Electronic Thesis and Dissertation Repository

Degree

Doctor of Philosophy

Program

History

Supervisor

Francine McKenzie

2nd Supervisor

Jonathan Vance

Joint Supervisor

Abstract

This dissertation examines voluntary mobilization during the First World War to understand why communities on the social and geographical periphery of the British Empire mobilized themselves so enthusiastically to support a distant war, fought for adistant empire. Lacking a strong state apparatus or a military-industrial complex, the governments of Australia, Canada, and New Zealand relied on voluntary contributions to sustain their war efforts. Community-based voluntary societies knitted socks, raised funds to purchase military equipment, and formed contingents of soldiers. By examining the selective mobilization of voluntary participation, this study will understand how different communities negotiated social and spatial boundaries as they attempted to project their communal identity through wartime patriotism. The process of voluntary mobilization allowed communities to organize their efforts in a manner that reflected and projected their collective identity. By deciding the scale and scope of voluntary efforts, controlling who was included or excluded in these efforts, advertising the community’s achievements, regulating who would benefit from these contributions, the organizers of voluntary patriotic work determined how these efforts would fit into the national and imperial war effort. The records and correspondence detailing the coordination of voluntary contributions reveal the terms by which communities defined themselves through their patriotic efforts.

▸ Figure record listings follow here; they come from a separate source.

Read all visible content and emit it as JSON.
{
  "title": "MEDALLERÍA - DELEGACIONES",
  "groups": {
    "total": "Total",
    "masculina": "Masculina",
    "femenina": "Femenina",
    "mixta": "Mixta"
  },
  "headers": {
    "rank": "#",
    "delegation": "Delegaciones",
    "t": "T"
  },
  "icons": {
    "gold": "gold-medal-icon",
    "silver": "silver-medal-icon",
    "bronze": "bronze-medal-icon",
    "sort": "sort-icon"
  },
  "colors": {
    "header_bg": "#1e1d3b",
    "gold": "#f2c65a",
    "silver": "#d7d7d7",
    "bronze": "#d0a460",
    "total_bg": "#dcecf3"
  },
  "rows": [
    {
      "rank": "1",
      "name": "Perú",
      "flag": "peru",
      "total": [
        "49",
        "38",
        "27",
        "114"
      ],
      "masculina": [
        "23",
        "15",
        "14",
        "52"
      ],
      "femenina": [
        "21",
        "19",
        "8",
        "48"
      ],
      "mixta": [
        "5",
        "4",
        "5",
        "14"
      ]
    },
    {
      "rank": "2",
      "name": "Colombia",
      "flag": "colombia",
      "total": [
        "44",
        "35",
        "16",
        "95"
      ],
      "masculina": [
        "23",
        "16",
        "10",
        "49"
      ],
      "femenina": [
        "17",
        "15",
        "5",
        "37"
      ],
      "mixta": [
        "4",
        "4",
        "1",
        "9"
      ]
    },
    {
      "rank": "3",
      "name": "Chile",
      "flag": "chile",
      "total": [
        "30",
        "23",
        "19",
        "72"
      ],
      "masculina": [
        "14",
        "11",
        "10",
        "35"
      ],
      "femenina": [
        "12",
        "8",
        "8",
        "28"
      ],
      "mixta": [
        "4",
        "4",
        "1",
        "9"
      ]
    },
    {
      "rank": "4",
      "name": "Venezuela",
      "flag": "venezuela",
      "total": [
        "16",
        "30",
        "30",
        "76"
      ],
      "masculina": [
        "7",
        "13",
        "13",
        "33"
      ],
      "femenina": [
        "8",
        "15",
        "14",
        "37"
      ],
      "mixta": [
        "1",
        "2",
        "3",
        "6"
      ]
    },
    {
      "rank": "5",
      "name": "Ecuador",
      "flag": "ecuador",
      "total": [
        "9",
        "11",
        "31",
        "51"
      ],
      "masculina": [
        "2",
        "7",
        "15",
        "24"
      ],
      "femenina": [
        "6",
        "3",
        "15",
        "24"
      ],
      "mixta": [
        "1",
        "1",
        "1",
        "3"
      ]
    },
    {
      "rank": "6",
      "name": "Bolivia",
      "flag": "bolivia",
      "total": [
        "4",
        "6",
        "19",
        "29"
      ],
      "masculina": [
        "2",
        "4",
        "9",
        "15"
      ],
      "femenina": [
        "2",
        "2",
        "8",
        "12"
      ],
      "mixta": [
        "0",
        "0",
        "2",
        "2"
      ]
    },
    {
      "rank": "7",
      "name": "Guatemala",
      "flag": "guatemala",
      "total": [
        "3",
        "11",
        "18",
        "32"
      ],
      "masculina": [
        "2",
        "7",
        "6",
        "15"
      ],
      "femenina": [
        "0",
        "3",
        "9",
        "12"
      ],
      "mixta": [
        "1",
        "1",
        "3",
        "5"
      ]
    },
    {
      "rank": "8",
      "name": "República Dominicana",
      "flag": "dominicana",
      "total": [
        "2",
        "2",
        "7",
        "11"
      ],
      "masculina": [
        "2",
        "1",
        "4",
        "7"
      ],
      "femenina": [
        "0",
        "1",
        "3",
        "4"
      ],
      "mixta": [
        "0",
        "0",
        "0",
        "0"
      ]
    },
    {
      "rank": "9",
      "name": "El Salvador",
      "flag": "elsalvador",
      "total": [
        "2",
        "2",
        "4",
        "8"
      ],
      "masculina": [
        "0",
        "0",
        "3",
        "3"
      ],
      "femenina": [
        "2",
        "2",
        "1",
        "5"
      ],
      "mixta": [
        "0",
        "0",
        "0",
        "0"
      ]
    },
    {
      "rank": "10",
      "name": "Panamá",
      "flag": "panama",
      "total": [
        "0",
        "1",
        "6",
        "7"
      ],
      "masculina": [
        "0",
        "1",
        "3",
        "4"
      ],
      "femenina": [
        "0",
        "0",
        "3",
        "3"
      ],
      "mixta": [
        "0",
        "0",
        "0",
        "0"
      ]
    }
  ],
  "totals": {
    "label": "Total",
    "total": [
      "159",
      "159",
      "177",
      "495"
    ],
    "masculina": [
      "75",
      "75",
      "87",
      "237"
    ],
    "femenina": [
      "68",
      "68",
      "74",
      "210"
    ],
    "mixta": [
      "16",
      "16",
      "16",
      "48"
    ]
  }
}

Yet the extent to which communities could project their identity through their voluntary contributions was mediated by dominion governments, which authorized and accepted voluntary efforts. State authorities determined which communities could mobilize independently, which should be mobilized into an existing effort, and which communities should be prevented from contributing to the war altogether. A comparative study of mobilization in Australia, Canada, and New Zealand will reveal how categories of space, ethnicity, and race factored both in the constructions and negotiations of communal identities, as well as the effacement of marginalized communities.